Sommes indûment versées à une succession : dette de la succession ou répétition de l'indu ?

Résumé

[Cour de cassation, ch. mixte 12-05-2000 97-18.851].
Une nouvelle fois, la Cour de cassation est appelée à se prononcer sur la nature du recouvrement d'une rente indûment versée après le décès du crédirentier. S'agit-il d'une dette de la succession dont chaque cohéritier est tenu à hauteur de sa part ou faut-il raisonner selon le droit commun de la répétition de l'indu et ne réclamer le paiement qu'au seul héritier ayant perçu les fonds litigieux ?

En l'espèce, M. Eugène Goujon décède le 17 janvier 1989. Cependant, la CRAM (la Caisse Régionale d'Assurance Maladie Nord-Picardie) continue de verser jusqu'au 31 août 1989 sa pension de vieillesse sur un compte joint dont le défunt était titulaire avec son épouse. Celle-ci décède le 1er août 1989. La CRAM demande le remboursement des sommes indûment versées aux deux enfants, héritiers de la veuve, chacun à concurrence de la moitié. L'un d'eux, M. Evrard, refuse de s'exécuter. La Cour d'appel de Douai déboute la CRAM de son action en répétition aux motifs qu'il n'est pas établi que M. Evrard soit entré en possession des fonds.
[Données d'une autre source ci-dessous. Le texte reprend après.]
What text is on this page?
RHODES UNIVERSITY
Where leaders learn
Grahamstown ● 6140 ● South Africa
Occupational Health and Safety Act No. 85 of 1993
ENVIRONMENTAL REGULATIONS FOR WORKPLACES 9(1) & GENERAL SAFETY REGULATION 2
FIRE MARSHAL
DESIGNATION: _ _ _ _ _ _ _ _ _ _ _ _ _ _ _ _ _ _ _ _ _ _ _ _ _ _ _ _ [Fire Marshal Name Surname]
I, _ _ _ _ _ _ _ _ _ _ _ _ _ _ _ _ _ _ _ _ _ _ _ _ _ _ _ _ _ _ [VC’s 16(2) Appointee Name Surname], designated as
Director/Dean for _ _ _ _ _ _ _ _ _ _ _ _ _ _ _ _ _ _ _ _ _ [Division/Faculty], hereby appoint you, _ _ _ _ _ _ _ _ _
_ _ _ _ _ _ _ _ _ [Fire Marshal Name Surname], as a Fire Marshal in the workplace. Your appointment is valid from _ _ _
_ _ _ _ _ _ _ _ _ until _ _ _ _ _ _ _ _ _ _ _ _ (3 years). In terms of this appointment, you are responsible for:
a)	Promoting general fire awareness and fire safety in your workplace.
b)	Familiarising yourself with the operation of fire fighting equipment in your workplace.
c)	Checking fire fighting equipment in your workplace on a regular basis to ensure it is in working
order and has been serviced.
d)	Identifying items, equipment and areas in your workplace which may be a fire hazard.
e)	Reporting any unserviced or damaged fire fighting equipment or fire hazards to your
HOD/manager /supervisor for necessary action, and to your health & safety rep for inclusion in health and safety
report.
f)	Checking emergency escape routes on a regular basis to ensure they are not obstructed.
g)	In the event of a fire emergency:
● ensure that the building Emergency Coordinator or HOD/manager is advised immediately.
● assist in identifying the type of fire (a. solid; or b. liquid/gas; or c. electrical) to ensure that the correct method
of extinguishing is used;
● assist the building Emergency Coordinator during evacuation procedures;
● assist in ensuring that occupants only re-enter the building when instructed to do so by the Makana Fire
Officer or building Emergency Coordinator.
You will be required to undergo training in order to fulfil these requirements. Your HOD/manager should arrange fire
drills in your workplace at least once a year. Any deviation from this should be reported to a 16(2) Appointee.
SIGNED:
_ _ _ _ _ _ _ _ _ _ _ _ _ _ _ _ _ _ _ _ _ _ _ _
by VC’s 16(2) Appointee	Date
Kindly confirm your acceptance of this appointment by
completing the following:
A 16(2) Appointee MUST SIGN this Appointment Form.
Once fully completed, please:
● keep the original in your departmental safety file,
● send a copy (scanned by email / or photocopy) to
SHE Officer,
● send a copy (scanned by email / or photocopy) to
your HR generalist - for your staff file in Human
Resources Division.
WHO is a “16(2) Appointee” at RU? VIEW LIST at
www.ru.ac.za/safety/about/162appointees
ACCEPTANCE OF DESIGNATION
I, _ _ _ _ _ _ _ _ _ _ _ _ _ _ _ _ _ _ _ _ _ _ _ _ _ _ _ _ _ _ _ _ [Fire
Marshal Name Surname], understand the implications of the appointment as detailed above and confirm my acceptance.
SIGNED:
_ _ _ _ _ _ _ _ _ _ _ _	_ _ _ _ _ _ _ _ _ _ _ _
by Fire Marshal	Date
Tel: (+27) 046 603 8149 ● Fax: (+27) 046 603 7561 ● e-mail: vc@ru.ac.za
La Chambre mixte casse l'arrêt d'appel pour violation des art. 724 (1) et 1376 (2) c. civ.

Déterminer la nature du recouvrement du paiement indu revêt une importance particulière quand on s'intéresse aux conséquences attachées à cette qualification. En effet, s'il s'agit d'une dette de la succession, le créancier devra simplement prouver outre le paiement que les héritiers n'ont pas renoncé expressément à la succession, ni accepté sous bénéfice d'inventaire. A l'inverse, si l'on raisonne selon le droit commun de la répétition de l'indu, le créancier devra prouver que l'héritier à qui il réclame le remboursement a réellement perçu les fonds, preuve qui s'avère plus délicate que dans la première hypothèse.

En l'espèce, une difficulté supplémentaire apparaît. Les versements indus effectués par la CRAM mettent en cause non pas une seule succession mais deux puisque les versements ont perduré après le décès de l'épouse. La question qui se pose alors est de savoir s'il faut distinguer les versements effectués avant le décès de l'épouse de ceux réalisés après cette date afin de déterminer le fondement du recouvrement. La Cour de cassation opère cette distinction en décidant que l'épouse était débitrice des sommes versées sur son compte jusqu'à son décès et que, par conséquent, cette dette pesait sur sa succession et, selon la Haute juridiction, les sommes versées postérieurement au décès étaient tombées directement dans la succession de l'épouse.

Cette distinction met en lumière un nouvel élément : le moment du versement. Le fondement juridique du recouvrement ne serait pas le même selon que le paiement indu a été fait avant le décès d'une personne ou après son décès. Dans le premier cas, le de cujus était débiteur des sommes indûment versées et sa succession est tenue de la restitution des sommes litigieuses au titre de dette de la succession, c'est-à-dire une dette dont le de cujus était tenu au moment de son décès. Dans le second cas, le de cujus n'était tenu d'aucune dette au jour de son décès. C'est sa succession qui reçoit un paiement indu et qui est tenue de le restituer. En appliquant les règles de la répétition de l'indu, en cas de pluralité d'héritiers, il s'avère nécessaire de rechercher l'héritier ayant réellement perçu les fonds, lui seul étant tenu à répétition.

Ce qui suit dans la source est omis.